Arthen n'avait pas lâché la main de l'oiselle, malgré les irrégularités du chemin. Son intuition lui soufflait, ou peut-être était-ce le lien entre eux, que sans cette main qui la tirait, elle se serait laissé tomber là, aurait refusé de poursuivre. Arthen se savait totalement novice dans la lecture des émotions, mais ce qu'il percevait l'inquiétait. Elle avait cédé à une sorte d'abattement confus, résigné, où plus rien ne la concernait. Arthen scruta l'horizon, une fois de plus, à la recherche d'un abri. S'ils ne trouvaient pas vite un coin au sec pour se reposer, il craignait qu'elle décide de s'arrêter, ici, là, n'importe où. Mais rien, hormis la montagne, les pics qui se dessinaient en dents de scie à chaque éclair. Un paysage effrayant et grandiose.
Alors qu'ils continuaient depuis ce qui leur semblait des heures, sous la pluie, Arthen perçut un changement chez sa compagne. Une étincelle de vie, une lueur d'intérêt. Au lieu de le suivre passivement, elle prit la tête, le tirant en avant, et les mena sur un sentier qui leur facilita la marche. Cela ne parut pas profiter à Yû'Chin, qui quelques minutes plus tard, trébucha et dévala tête la première vers le bas, atterrissant dans des buissons de genévrier qui l'arrêtèrent. Rien de cassé, heureusement !

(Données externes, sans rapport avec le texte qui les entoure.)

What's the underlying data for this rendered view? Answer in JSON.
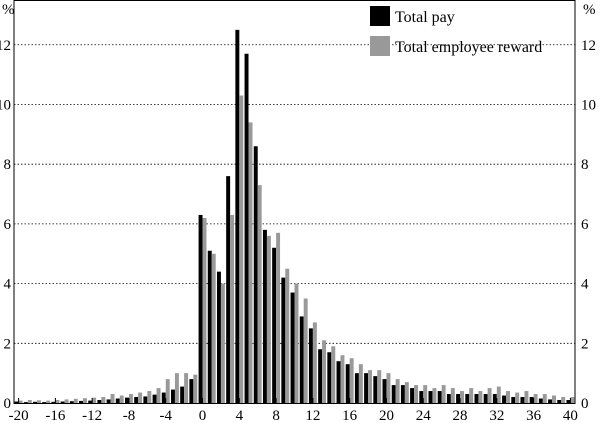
{
  "chart_data": {
    "type": "bar",
    "y_unit_left": "%",
    "y_unit_right": "%",
    "xlim": [
      -20.5,
      40.5
    ],
    "ylim": [
      0,
      13.5
    ],
    "x_ticks": [
      -20,
      -16,
      -12,
      -8,
      -4,
      0,
      4,
      8,
      12,
      16,
      20,
      24,
      28,
      32,
      36,
      40
    ],
    "y_ticks": [
      0,
      2,
      4,
      6,
      8,
      10,
      12
    ],
    "grid": true,
    "legend_position": "top-right",
    "colors": {
      "Total pay": "#000000",
      "Total employee reward": "#999999"
    },
    "x": [
      -20,
      -19,
      -18,
      -17,
      -16,
      -15,
      -14,
      -13,
      -12,
      -11,
      -10,
      -9,
      -8,
      -7,
      -6,
      -5,
      -4,
      -3,
      -2,
      -1,
      0,
      1,
      2,
      3,
      4,
      5,
      6,
      7,
      8,
      9,
      10,
      11,
      12,
      13,
      14,
      15,
      16,
      17,
      18,
      19,
      20,
      21,
      22,
      23,
      24,
      25,
      26,
      27,
      28,
      29,
      30,
      31,
      32,
      33,
      34,
      35,
      36,
      37,
      38,
      39,
      40
    ],
    "series": [
      {
        "name": "Total pay",
        "values": [
          0.05,
          0.03,
          0.04,
          0.03,
          0.04,
          0.05,
          0.06,
          0.07,
          0.08,
          0.1,
          0.12,
          0.15,
          0.18,
          0.2,
          0.22,
          0.28,
          0.35,
          0.45,
          0.55,
          0.8,
          6.3,
          5.1,
          4.4,
          7.6,
          12.5,
          11.7,
          8.6,
          5.8,
          5.2,
          4.2,
          3.7,
          2.9,
          2.5,
          1.8,
          1.7,
          1.4,
          1.3,
          1.0,
          1.0,
          0.9,
          0.8,
          0.6,
          0.6,
          0.5,
          0.4,
          0.4,
          0.4,
          0.3,
          0.3,
          0.3,
          0.3,
          0.3,
          0.3,
          0.25,
          0.2,
          0.2,
          0.2,
          0.15,
          0.12,
          0.1,
          0.1
        ]
      },
      {
        "name": "Total employee reward",
        "values": [
          0.08,
          0.1,
          0.09,
          0.08,
          0.1,
          0.12,
          0.14,
          0.16,
          0.18,
          0.2,
          0.3,
          0.25,
          0.3,
          0.35,
          0.4,
          0.5,
          0.8,
          1.0,
          1.0,
          0.95,
          6.2,
          5.0,
          4.0,
          6.3,
          10.3,
          9.4,
          7.3,
          5.6,
          5.7,
          4.5,
          4.0,
          3.5,
          2.7,
          2.1,
          1.9,
          1.6,
          1.5,
          1.3,
          1.1,
          1.1,
          1.0,
          0.8,
          0.7,
          0.6,
          0.6,
          0.5,
          0.6,
          0.5,
          0.4,
          0.5,
          0.4,
          0.5,
          0.55,
          0.4,
          0.35,
          0.4,
          0.3,
          0.3,
          0.25,
          0.2,
          0.2
        ]
      }
    ]
  }
}
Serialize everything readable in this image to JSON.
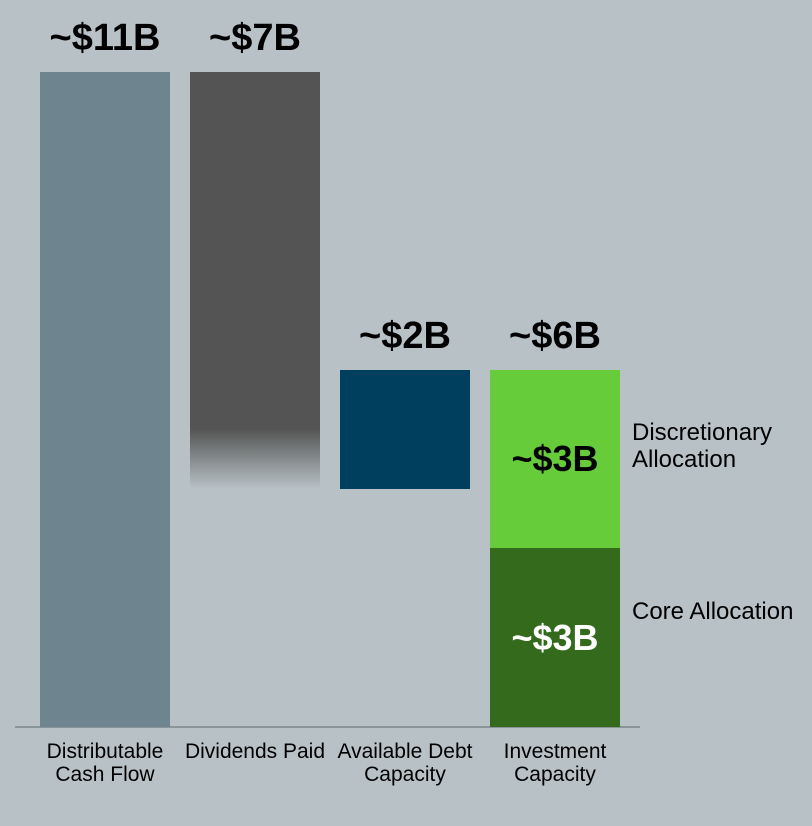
{
  "chart_data": {
    "type": "waterfall",
    "categories": [
      "Distributable Cash Flow",
      "Dividends Paid",
      "Available Debt Capacity",
      "Investment Capacity"
    ],
    "measure": [
      "absolute",
      "decrease",
      "increase",
      "total"
    ],
    "values": [
      11,
      7,
      2,
      6
    ],
    "value_labels": [
      "~$11B",
      "~$7B",
      "~$2B",
      "~$6B"
    ],
    "colors": [
      "#6e8590",
      "#545454",
      "#013f5e",
      null
    ],
    "segments": [
      {
        "name": "Core Allocation",
        "value": 3,
        "value_label": "~$3B",
        "color": "#336a1c",
        "label_color": "#ffffff"
      },
      {
        "name": "Discretionary Allocation",
        "value": 3,
        "value_label": "~$3B",
        "color": "#66cc3a",
        "label_color": "#000000"
      }
    ]
  }
}
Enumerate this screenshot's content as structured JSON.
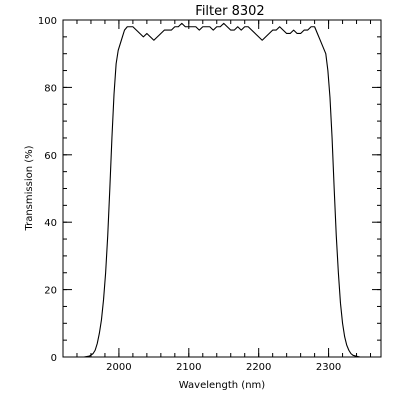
{
  "chart_data": {
    "type": "line",
    "title": "Filter 8302",
    "xlabel": "Wavelength (nm)",
    "ylabel": "Transmission (%)",
    "xlim": [
      1920,
      2375
    ],
    "ylim": [
      0,
      100
    ],
    "grid": false,
    "x_major_ticks": [
      2000,
      2100,
      2200,
      2300
    ],
    "x_minor_step": 20,
    "y_major_ticks": [
      0,
      20,
      40,
      60,
      80,
      100
    ],
    "y_minor_step": 5,
    "series": [
      {
        "x": [
          1950,
          1958,
          1963,
          1966,
          1969,
          1972,
          1975,
          1978,
          1981,
          1984,
          1987,
          1990,
          1993,
          1996,
          1999,
          2002,
          2005,
          2008,
          2012,
          2016,
          2020,
          2025,
          2030,
          2035,
          2040,
          2045,
          2050,
          2055,
          2060,
          2065,
          2070,
          2075,
          2080,
          2085,
          2090,
          2095,
          2100,
          2105,
          2110,
          2115,
          2120,
          2125,
          2130,
          2135,
          2140,
          2145,
          2150,
          2155,
          2160,
          2165,
          2170,
          2175,
          2180,
          2185,
          2190,
          2195,
          2200,
          2205,
          2210,
          2215,
          2220,
          2225,
          2230,
          2235,
          2240,
          2245,
          2250,
          2255,
          2260,
          2265,
          2270,
          2275,
          2280,
          2284,
          2288,
          2292,
          2296,
          2299,
          2302,
          2305,
          2308,
          2311,
          2314,
          2317,
          2320,
          2323,
          2326,
          2329,
          2332,
          2335,
          2340,
          2345,
          2350
        ],
        "y": [
          0,
          0.3,
          1,
          2,
          4,
          7,
          11,
          17,
          25,
          36,
          50,
          65,
          78,
          87,
          91,
          93,
          95,
          97,
          98,
          98,
          98,
          97,
          96,
          95,
          96,
          95,
          94,
          95,
          96,
          97,
          97,
          97,
          98,
          98,
          99,
          98,
          98,
          98,
          98,
          97,
          98,
          98,
          98,
          97,
          98,
          98,
          99,
          98,
          97,
          97,
          98,
          97,
          98,
          98,
          97,
          96,
          95,
          94,
          95,
          96,
          97,
          97,
          98,
          97,
          96,
          96,
          97,
          96,
          96,
          97,
          97,
          98,
          98,
          96,
          94,
          92,
          90,
          85,
          77,
          65,
          50,
          36,
          25,
          16,
          10,
          6,
          3.5,
          2,
          1,
          0.5,
          0.2,
          0,
          0
        ]
      }
    ]
  }
}
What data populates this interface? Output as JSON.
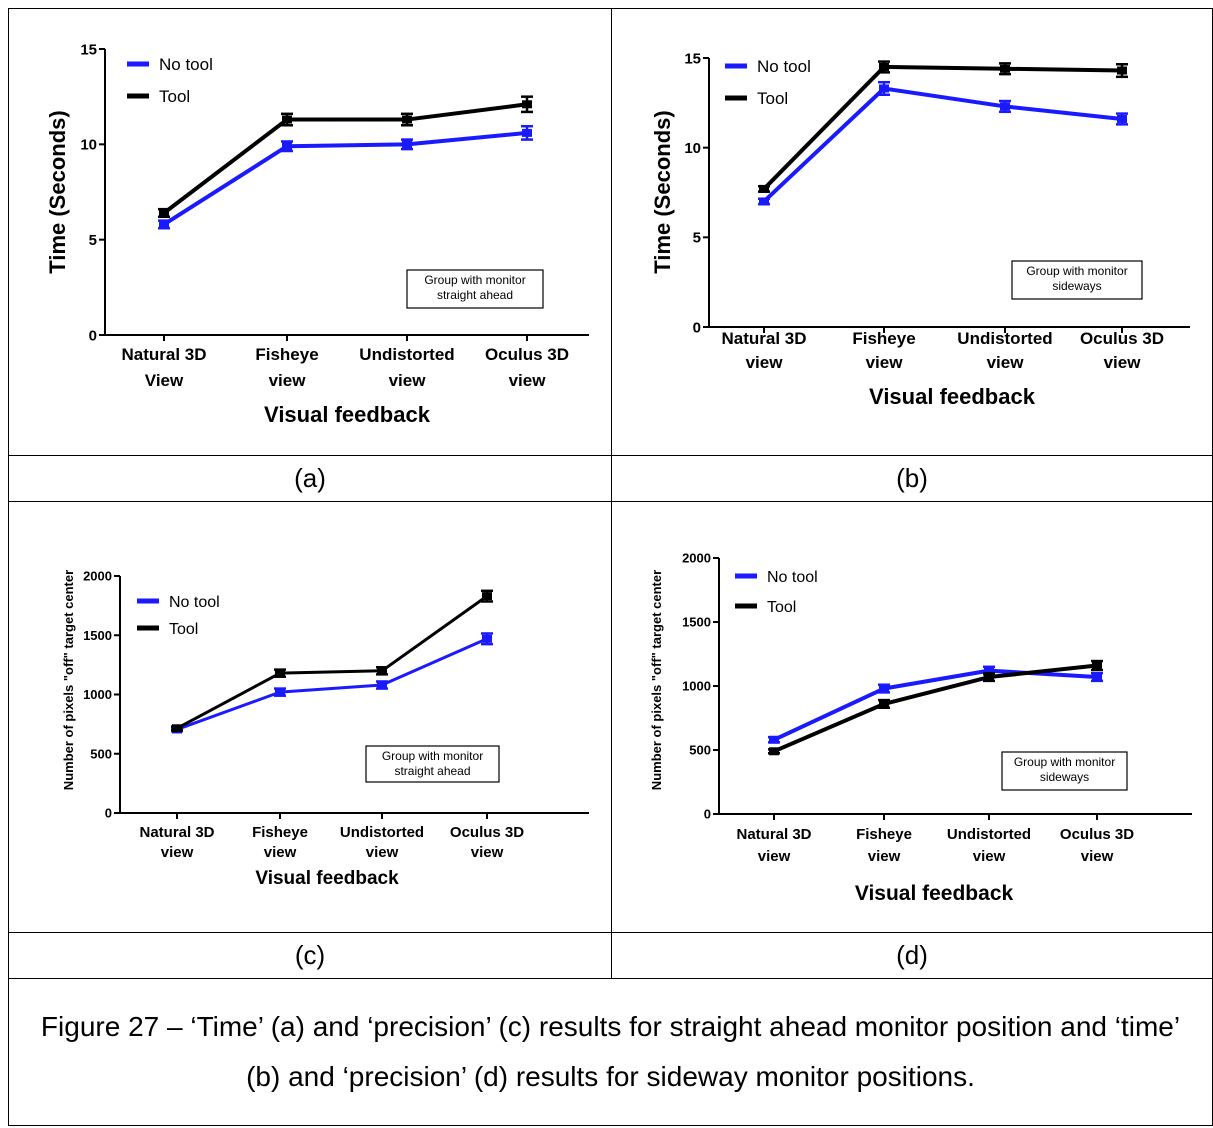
{
  "colors": {
    "no_tool": "#1a1aff",
    "tool": "#000000",
    "background": "#ffffff"
  },
  "panel_labels": [
    "(a)",
    "(b)",
    "(c)",
    "(d)"
  ],
  "caption": "Figure 27 – ‘Time’ (a) and ‘precision’ (c) results for straight ahead monitor position and ‘time’ (b) and ‘precision’ (d) results for sideway monitor positions.",
  "chart_data": [
    {
      "id": "a",
      "type": "line",
      "ylabel": "Time (Seconds)",
      "xlabel": "Visual feedback",
      "categories": [
        [
          "Natural 3D",
          "View"
        ],
        [
          "Fisheye",
          "view"
        ],
        [
          "Undistorted",
          "view"
        ],
        [
          "Oculus 3D",
          "view"
        ]
      ],
      "ylim": [
        0,
        15
      ],
      "yticks": [
        "0",
        "5",
        "10",
        "15"
      ],
      "legend": [
        "No tool",
        "Tool"
      ],
      "annotation": [
        "Group with monitor",
        "straight ahead"
      ],
      "series": [
        {
          "name": "No tool",
          "values": [
            5.8,
            9.9,
            10.0,
            10.6
          ],
          "errors": [
            0.2,
            0.25,
            0.25,
            0.35
          ]
        },
        {
          "name": "Tool",
          "values": [
            6.4,
            11.3,
            11.3,
            12.1
          ],
          "errors": [
            0.2,
            0.3,
            0.3,
            0.4
          ]
        }
      ]
    },
    {
      "id": "b",
      "type": "line",
      "ylabel": "Time (Seconds)",
      "xlabel": "Visual feedback",
      "categories": [
        [
          "Natural 3D",
          "view"
        ],
        [
          "Fisheye",
          "view"
        ],
        [
          "Undistorted",
          "view"
        ],
        [
          "Oculus 3D",
          "view"
        ]
      ],
      "ylim": [
        0,
        15
      ],
      "yticks": [
        "0",
        "5",
        "10",
        "15"
      ],
      "legend": [
        "No tool",
        "Tool"
      ],
      "annotation": [
        "Group with monitor",
        "sideways"
      ],
      "series": [
        {
          "name": "No tool",
          "values": [
            7.0,
            13.3,
            12.3,
            11.6
          ],
          "errors": [
            0.15,
            0.35,
            0.3,
            0.3
          ]
        },
        {
          "name": "Tool",
          "values": [
            7.7,
            14.5,
            14.4,
            14.3
          ],
          "errors": [
            0.15,
            0.3,
            0.3,
            0.35
          ]
        }
      ]
    },
    {
      "id": "c",
      "type": "line",
      "ylabel": "Number of pixels \"off\" target center",
      "xlabel": "Visual feedback",
      "categories": [
        [
          "Natural 3D",
          "view"
        ],
        [
          "Fisheye",
          "view"
        ],
        [
          "Undistorted",
          "view"
        ],
        [
          "Oculus 3D",
          "view"
        ]
      ],
      "ylim": [
        0,
        2000
      ],
      "yticks": [
        "0",
        "500",
        "1000",
        "1500",
        "2000"
      ],
      "legend": [
        "No tool",
        "Tool"
      ],
      "annotation": [
        "Group with monitor",
        "straight ahead"
      ],
      "series": [
        {
          "name": "No tool",
          "values": [
            705,
            1020,
            1080,
            1470
          ],
          "errors": [
            15,
            30,
            30,
            45
          ]
        },
        {
          "name": "Tool",
          "values": [
            715,
            1180,
            1200,
            1830
          ],
          "errors": [
            15,
            30,
            30,
            45
          ]
        }
      ]
    },
    {
      "id": "d",
      "type": "line",
      "ylabel": "Number of pixels \"off\" target center",
      "xlabel": "Visual feedback",
      "categories": [
        [
          "Natural 3D",
          "view"
        ],
        [
          "Fisheye",
          "view"
        ],
        [
          "Undistorted",
          "view"
        ],
        [
          "Oculus 3D",
          "view"
        ]
      ],
      "ylim": [
        0,
        2000
      ],
      "yticks": [
        "0",
        "500",
        "1000",
        "1500",
        "2000"
      ],
      "legend": [
        "No tool",
        "Tool"
      ],
      "annotation": [
        "Group with monitor",
        "sideways"
      ],
      "series": [
        {
          "name": "No tool",
          "values": [
            580,
            980,
            1120,
            1070
          ],
          "errors": [
            20,
            30,
            30,
            30
          ]
        },
        {
          "name": "Tool",
          "values": [
            490,
            860,
            1070,
            1160
          ],
          "errors": [
            15,
            30,
            30,
            35
          ]
        }
      ]
    }
  ]
}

Ils poursuivirent à la queue leu leu sur le chemin étroit, Arthen donnant la main à F'lyr Nin, et Djéfen tenant celle de Yû'Chin. Ce défilé avait de quoi prêter à sourire, mais ni les uns ni les autres ne se sentaient le cœur à rire de leurs tribulations nocturnes.
- Là, à droite ! cria soudain Djéfen pour couvrir le vacarme de l'orage. Vous avez vu ?
La lueur répétée des éclairs leur offrait des instantanés du paysage extrêmement brefs. Il fallait se concentrer pour en tirer une image. Ils se figèrent un moment pour scruter dans la direction indiquée par Djéfen. Le flash suivant imprima sur leurs rétines la silhouette d'un hameau abandonné. Des pans de murs, les contours de bâtisses en pierre. Peut-être y dénicheraient-ils un endroit au sec ? La chance ne semblait pas trop de leur côté cette nuit...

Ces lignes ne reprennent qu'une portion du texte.